2011 Scion tC
Engine sounds and the steering wheel dominate impressions of the 2011 Scion tC.
It’s an odd counterpoint. From the moment you settle into the well-bolstered driver’s seat, the steering wheel tells you this is a real driver’s car.
The rim is fat, but not too fat, as well shaped for holding as a fine target pistol. It is flat on the bottom like those on race cars and, once adjusted properly—it tilts and telescopes—it becomes a confident command conduit.Too bad the promise dies when you fire up the engine and punch the loud pedal. Then the engine exudes raucous noises that sound more like the thrashing about of a struggling economy car.
Perhaps it is of little consequence because the tC is aimed at young owners who tend to modify their rides, and there most certainly are aftermarket exhaust systems with more bark. In fact, there are reports of such modifications, mostly on stick-shift models, but the test car here had an automatic transmission and the standard muffler.
Scion is the separate brand from Toyota that was supposed to capture the hearts and minds of 20- and 30-somethings, seducing them into further liaisons with Toyota and Lexus.
Launched in 2002, Scion delivered the xB, a box on wheels, and the xA, a small four-door hatchback. They soon caught on with the buying public.Noting the popularity with the so-called tuner crowd of coupes like the Honda Civic, Scion introduced the tC, which not only looked good but had a back seat in which two people could actually stretch out, if not cuddle.

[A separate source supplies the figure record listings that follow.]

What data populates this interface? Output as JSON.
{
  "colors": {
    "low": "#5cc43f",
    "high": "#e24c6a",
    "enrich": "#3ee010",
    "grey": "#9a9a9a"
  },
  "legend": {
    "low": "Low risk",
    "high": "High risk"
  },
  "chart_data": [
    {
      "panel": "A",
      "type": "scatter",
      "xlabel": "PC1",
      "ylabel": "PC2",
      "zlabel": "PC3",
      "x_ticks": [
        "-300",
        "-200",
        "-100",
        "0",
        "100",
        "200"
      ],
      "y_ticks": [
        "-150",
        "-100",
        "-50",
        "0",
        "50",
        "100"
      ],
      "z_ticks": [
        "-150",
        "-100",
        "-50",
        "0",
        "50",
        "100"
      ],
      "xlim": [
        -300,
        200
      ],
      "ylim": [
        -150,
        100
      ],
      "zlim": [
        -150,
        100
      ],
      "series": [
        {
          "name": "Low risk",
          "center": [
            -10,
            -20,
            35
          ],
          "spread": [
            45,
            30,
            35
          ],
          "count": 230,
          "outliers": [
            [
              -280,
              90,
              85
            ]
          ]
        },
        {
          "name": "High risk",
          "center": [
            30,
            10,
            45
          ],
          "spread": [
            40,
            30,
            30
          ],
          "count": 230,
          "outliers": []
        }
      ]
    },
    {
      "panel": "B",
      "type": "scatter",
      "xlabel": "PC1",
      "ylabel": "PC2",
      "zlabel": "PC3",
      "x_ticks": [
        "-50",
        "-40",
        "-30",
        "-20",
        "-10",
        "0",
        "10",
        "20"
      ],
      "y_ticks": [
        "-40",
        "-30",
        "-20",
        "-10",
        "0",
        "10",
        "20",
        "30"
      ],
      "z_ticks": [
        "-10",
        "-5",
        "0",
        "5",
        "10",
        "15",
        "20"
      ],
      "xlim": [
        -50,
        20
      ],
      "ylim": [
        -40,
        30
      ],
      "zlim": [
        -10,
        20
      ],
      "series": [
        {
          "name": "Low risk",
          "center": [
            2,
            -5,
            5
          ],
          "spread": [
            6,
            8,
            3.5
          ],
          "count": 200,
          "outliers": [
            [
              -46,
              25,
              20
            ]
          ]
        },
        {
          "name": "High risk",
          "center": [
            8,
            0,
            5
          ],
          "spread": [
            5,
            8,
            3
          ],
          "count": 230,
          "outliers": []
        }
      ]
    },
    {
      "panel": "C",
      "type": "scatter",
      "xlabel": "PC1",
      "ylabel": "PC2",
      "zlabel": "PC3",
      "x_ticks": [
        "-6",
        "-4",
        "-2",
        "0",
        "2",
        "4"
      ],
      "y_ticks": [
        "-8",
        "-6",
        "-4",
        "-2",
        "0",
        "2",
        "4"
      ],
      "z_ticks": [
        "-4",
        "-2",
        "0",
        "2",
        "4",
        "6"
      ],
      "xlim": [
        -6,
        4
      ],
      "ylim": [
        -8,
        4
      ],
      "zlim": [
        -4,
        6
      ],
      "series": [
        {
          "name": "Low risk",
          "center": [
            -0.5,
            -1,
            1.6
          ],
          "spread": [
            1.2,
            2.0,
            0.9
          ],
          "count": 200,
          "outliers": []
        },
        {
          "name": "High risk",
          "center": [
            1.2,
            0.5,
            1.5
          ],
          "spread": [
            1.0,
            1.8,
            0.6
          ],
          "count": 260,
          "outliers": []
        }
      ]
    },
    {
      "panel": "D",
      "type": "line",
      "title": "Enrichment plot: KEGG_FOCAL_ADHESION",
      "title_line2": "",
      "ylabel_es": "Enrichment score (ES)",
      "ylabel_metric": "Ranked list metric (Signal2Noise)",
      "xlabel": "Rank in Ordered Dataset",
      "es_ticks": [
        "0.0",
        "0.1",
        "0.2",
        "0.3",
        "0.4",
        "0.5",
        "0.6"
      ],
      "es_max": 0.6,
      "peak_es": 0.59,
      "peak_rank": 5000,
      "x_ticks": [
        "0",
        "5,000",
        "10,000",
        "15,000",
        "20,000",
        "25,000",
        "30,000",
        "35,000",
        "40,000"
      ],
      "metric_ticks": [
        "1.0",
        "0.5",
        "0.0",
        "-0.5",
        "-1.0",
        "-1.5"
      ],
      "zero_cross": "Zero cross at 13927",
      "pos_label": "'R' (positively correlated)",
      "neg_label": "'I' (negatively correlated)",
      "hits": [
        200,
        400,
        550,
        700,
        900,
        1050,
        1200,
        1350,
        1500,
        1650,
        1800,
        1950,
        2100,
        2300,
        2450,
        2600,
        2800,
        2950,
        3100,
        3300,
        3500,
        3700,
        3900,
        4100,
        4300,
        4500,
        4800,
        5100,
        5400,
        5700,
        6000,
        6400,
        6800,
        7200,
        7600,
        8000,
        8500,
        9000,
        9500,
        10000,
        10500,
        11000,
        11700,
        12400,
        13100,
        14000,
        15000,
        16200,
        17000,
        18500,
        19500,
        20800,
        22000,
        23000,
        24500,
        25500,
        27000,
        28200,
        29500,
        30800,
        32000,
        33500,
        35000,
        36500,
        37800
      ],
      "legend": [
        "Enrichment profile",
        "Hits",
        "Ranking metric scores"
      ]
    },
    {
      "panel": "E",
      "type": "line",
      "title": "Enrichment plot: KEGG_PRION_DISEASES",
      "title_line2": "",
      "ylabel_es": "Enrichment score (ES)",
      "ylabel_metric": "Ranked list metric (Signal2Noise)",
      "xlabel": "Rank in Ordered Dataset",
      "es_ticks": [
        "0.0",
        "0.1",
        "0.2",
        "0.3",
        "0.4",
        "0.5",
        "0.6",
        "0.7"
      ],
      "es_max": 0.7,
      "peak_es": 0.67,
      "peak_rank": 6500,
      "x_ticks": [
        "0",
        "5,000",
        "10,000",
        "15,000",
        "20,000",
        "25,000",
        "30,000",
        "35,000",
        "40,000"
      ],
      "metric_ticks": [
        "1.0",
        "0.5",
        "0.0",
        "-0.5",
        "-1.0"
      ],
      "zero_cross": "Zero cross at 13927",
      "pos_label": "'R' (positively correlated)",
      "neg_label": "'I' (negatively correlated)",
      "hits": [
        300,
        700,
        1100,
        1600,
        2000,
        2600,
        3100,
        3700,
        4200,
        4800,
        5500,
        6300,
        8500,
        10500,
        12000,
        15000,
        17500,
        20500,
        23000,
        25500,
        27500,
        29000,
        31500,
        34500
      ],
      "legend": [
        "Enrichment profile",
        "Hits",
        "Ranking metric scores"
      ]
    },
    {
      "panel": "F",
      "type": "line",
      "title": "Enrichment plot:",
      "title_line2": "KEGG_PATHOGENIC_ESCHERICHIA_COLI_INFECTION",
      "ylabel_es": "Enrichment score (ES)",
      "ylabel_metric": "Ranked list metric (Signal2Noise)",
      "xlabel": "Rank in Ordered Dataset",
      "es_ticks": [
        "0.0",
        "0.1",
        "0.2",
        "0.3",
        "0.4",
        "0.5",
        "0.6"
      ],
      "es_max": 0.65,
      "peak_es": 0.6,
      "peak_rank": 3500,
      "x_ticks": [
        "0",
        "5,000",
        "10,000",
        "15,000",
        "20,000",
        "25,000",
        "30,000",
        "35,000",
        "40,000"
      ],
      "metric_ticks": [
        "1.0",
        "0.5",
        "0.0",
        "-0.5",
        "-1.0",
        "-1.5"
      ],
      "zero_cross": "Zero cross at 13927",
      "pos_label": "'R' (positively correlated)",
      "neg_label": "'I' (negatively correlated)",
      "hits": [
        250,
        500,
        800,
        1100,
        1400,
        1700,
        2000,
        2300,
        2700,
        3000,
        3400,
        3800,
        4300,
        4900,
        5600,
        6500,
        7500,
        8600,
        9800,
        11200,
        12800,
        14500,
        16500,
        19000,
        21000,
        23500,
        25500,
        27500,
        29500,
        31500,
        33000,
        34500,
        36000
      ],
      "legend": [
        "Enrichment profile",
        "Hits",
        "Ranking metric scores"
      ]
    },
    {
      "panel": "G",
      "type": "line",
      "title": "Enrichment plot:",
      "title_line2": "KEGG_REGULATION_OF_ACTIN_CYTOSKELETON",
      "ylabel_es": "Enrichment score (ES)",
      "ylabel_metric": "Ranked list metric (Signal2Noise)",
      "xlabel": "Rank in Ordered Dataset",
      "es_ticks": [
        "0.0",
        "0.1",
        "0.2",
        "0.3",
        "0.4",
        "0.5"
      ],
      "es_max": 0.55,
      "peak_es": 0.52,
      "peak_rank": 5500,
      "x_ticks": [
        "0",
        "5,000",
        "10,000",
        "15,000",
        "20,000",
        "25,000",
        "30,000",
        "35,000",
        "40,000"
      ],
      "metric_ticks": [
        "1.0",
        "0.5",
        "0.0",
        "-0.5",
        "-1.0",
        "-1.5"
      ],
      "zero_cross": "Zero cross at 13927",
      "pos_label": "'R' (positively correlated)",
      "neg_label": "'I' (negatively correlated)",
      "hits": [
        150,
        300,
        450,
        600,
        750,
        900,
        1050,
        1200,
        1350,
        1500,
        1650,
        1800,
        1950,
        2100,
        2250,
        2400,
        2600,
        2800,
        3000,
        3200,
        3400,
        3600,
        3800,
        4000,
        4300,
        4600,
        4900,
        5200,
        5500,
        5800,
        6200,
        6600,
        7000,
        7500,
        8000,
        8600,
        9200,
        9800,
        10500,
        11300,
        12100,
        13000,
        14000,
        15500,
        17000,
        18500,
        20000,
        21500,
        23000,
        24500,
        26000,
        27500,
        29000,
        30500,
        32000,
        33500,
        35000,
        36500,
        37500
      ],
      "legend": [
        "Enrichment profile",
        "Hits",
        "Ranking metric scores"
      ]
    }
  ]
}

The 2011 tC continues in that vein. It is the same overall length as the original but with new styling that gives it a chunkier, more muscular look, as if the older tC had taken steroids.
As before, it delivers the versatility of a hatchback design, although there’s not a great deal of cargo room beneath the hatch with the seatbacks up. Folding the rear seatbacks opens up more than 34 cubic feet of space.
Enhancements come mostly in the mechanical innards. There’s a new, 180-horsepower four-cylinder engine mated to either a six-speed manual gearbox or a six-speed automatic transmission with a slotted shifter and a manual-shift mode—though without steering-wheel paddles.
The test car’s automatic, which costs an extra $1,000, shifted smoothly in either automatic or manual mode, although under hard acceleration it was hard to notice anything but the overbearing harsh engine noises.
Offsetting that, the front-drive tC handled nicely, with little body lean and good tracking through the curves. Even if it were less competent, it still would be engaging because of the tactile sensations from that nifty steering wheel.
The tradeoff, as always, is between good handling and a comfortable ride, and here the tC gives up ride quality. On rough surfaces it can rattle the molars.
In everyday motoring, however, the tC is pleasant enough. The cloth seats are comfortable, with good lateral support, the back-lighted instruments are big and easy to read, controls are where you expect them to be and, as long as you don’t rev the engine too much, the ambiance is relatively relaxed.
Curiously, the instruments feature white on black graphics, but when the lights go on, the numbers change to pink. The gauges are housed in deep pods, which eliminates glare.
The dash and other interior trim are built mostly of hard plastic, though there are different textures. Arm rests in the doors are soft to the touch but the other elbow must rest on the hard plastic of the console lid.
Standard equipment includes a dual panoramic glass sunroof. Only the front opens to the air; the rear glass is fixed. Both have effective shades to keep out unwanted sunlight. The tC also has full safety equipment, including traction and stability control, antilock brakes, side air bags, side-curtain air bags and knee air bags up front.For all of its sporting aspirations—one test put the zero-to-60 miles an hour acceleration time at slightly more than seven seconds—the tC also is a decent economy car. It is rated at 23/31 miles to the gallon of regular gasoline on the EPA’s city/highway cycles.
Moreover, it is designed for youthful purses and wallets, with a base sticker price of $19,995, including shipping. The test car had options that included an upgraded audio system with iPod capability, Bluetooth hands-free connectivity and an aftermarket XM satellite radio installation that brought the suggested price for $21,417.
The audio system presents an odd face with a multifunction button that doesn’t have many functions. But it incorporates the XM radio, which has an add-on antenna that sticks out of the trunk and is glued to the right-rear fender.
The tC has been a perennially good, though not great, seller for Scion. That should continue, and perhaps improve, with the 2011 version.
Also, with that roomy back seat, it likely could expand its horizons with two more doors. A four-door tC would be appealing to a whole lot of folks and certainly would outshine the current Toyota Corolla.